The retailer reported mixed results, announced a $10 million share repurchase program and outlined plans for a grassroots marketing and education campaign during its quarterly results call Thursday.

Facing unexpectedly stiff competition as well as more conservative consumer spending in states sensitive to oil prices, Natural Grocers announced somewhat sluggish results for the second quarter of fiscal 2016 during its earnings call on Thursday. Net sales were up 12.5 percent, to $177 million, while average mature store sales and gross profit margins were down.

During the call, Co-President Kemper Isely announced that the board of directors has authorized a two-year program to buy back up to $10 million in shares of the company’s common stock, saying the current stock price does not reflect Natural Grocers’ full growth prospects.

The 1.3 percent drop in daily average mature store sales was attributed to increased internal competition and to regional economic pressures; Isely said that Colorado, Oklahoma, Wyoming and Texas—where the markets have shown sensitivity to the recent drop in oil and gas prices—all underperformed. Colorado took an extra hit because of bad weather leading up to the Easter holiday.

Daily average comparable store sales increased 1 percent, driven entirely by an increase in average transaction size. Gross profit margin declined 60 basis points, primarily due to increased occupancy costs as a percent of revenue, said Chief Financial Officer Sandra Buffa. 

The bright spot was in the retailer’s performance in supplements. “Our focus on nutritional supplements and nutrition education is one of our key differentiators in this competitive marketplace,” Isely said, adding that supplements and body care exceeded expectations. “Our new marketing strategy is to communicate our strengths and differentiators by educating consumers in an engaging and compelling manner that strongly positions us as the grocery store of choice for natural and organic products.”
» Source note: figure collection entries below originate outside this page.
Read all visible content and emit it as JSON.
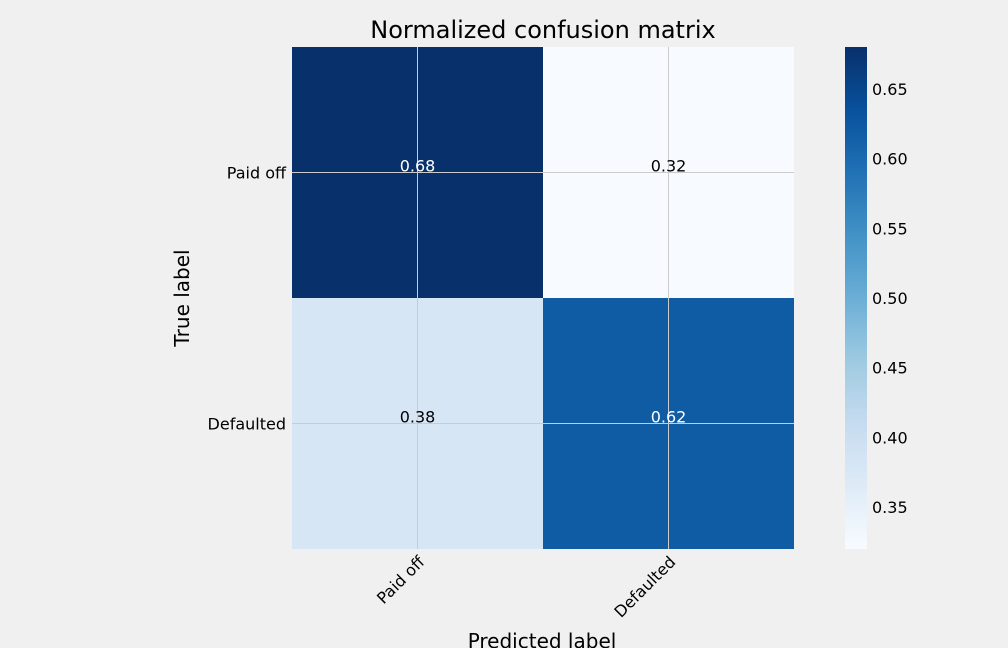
{
  "chart_data": {
    "type": "heatmap",
    "title": "Normalized confusion matrix",
    "xlabel": "Predicted label",
    "ylabel": "True label",
    "x_categories": [
      "Paid off",
      "Defaulted"
    ],
    "y_categories": [
      "Paid off",
      "Defaulted"
    ],
    "values": [
      [
        0.68,
        0.32
      ],
      [
        0.38,
        0.62
      ]
    ],
    "value_labels": [
      [
        "0.68",
        "0.32"
      ],
      [
        "0.38",
        "0.62"
      ]
    ],
    "colormap": "Blues",
    "vmin": 0.32,
    "vmax": 0.68,
    "colorbar_ticks": [
      "0.35",
      "0.40",
      "0.45",
      "0.50",
      "0.55",
      "0.60",
      "0.65"
    ],
    "grid": true,
    "colors": {
      "background": "#f0f0f0",
      "grid": "#cbcbcb",
      "cmap_low": "#f7fbff",
      "cmap_high": "#08306b"
    }
  }
}
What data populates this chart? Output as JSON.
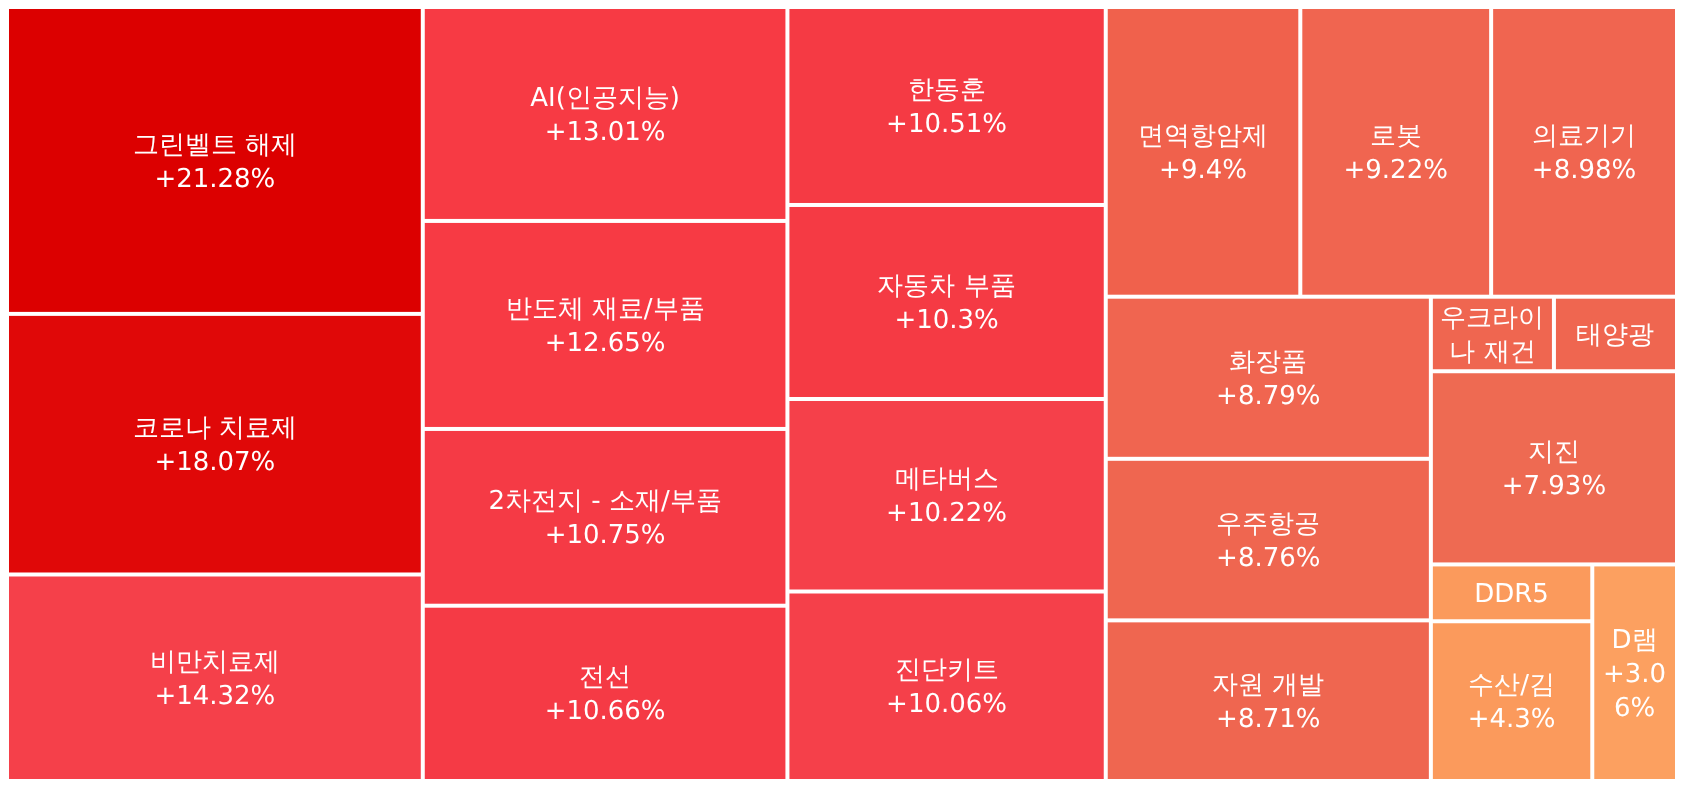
{
  "chart_data": {
    "type": "other",
    "categories": [
      "그린벨트 해제",
      "코로나 치료제",
      "비만치료제",
      "AI(인공지능)",
      "반도체 재료/부품",
      "2차전지 - 소재/부품",
      "전선",
      "한동훈",
      "자동차 부품",
      "메타버스",
      "진단키트",
      "면역항암제",
      "로봇",
      "의료기기",
      "화장품",
      "우주항공",
      "자원 개발",
      "우크라이나 재건",
      "태양광",
      "지진",
      "DDR5",
      "수산/김",
      "D램"
    ],
    "values": [
      21.28,
      18.07,
      14.32,
      13.01,
      12.65,
      10.75,
      10.66,
      10.51,
      10.3,
      10.22,
      10.06,
      9.4,
      9.22,
      8.98,
      8.79,
      8.76,
      8.71,
      null,
      null,
      7.93,
      null,
      4.3,
      3.06
    ],
    "value_labels": [
      "+21.28%",
      "+18.07%",
      "+14.32%",
      "+13.01%",
      "+12.65%",
      "+10.75%",
      "+10.66%",
      "+10.51%",
      "+10.3%",
      "+10.22%",
      "+10.06%",
      "+9.4%",
      "+9.22%",
      "+8.98%",
      "+8.79%",
      "+8.76%",
      "+8.71%",
      null,
      null,
      "+7.93%",
      null,
      "+4.3%",
      "+3.06%"
    ],
    "colors": [
      "#dc0000",
      "#e00808",
      "#f5404a",
      "#f73a44",
      "#f73a44",
      "#f53a45",
      "#f53a45",
      "#f53a44",
      "#f53a44",
      "#f5404a",
      "#f5404a",
      "#f0614c",
      "#f06550",
      "#f06550",
      "#f06550",
      "#ef6650",
      "#ef6650",
      "#ef6650",
      "#ef6650",
      "#ee6a52",
      "#fb9a5c",
      "#fb9a5c",
      "#fca060"
    ]
  }
}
He said the company is deploying a “grassroots marketing campaign” to highlight these strengths and lift the profile of the retailer among consumers. He gave the example of the good4u challenge, for which the company engaged disc jockeys instead of running radio ads. “It got the message out that we do nutritional education, and we educated all of these disc jockeys in these markets about how important diet is and nutritional supplements are,” he said. “They’re really talking about us on the radio—not just for the 30 seconds of the ad, but during other times. That’s how we’re going to create social media awareness and buzz, not just through traditional means of advertising.” There’s also a plan to increase the number of individual stores with their own Facebook pages; the stores that already do this are performing better than others, so the hope is to study what those stores are doing and emulate it throughout the company.

Looking ahead, Isely said the company is sticking with the updated outlook issued on April 20, with the expectation of opening 23 new stores resulting in 22.3 percent unit growth, and diluted earnings between 50 cents and 56 cents per share.

Highlights for second quarter and first half fiscal 2016 compared to second quarter and first half fiscal 2015

  • Net sales increased 12.5 percent to $177.4 million in the second quarter and increased 13.7 percent to $345.2 million in the first half of fiscal 2016.
  • Daily average comparable store sales increased 1 percent in the second quarter and increased 2.3 percent in the first half of fiscal 2016.
  • Net income was $3.6 million, with diluted earnings per share of $0.16 in the second quarter. Net income was $7.3 million for the first half of fiscal 2016, with diluted earnings per share of $0.33.
  • EBITDA was $12.6 million in the second quarter and was $25.4 million in the first half of fiscal 2016
  • Opened nine new stores in the first half of fiscal 2016, compared to eight new stores in the first half of fiscal 2015, resulting in growth rates of 17.9 percent and 17.3 percent for the twelve month periods ended March 31, 2016 and 2015, respectively.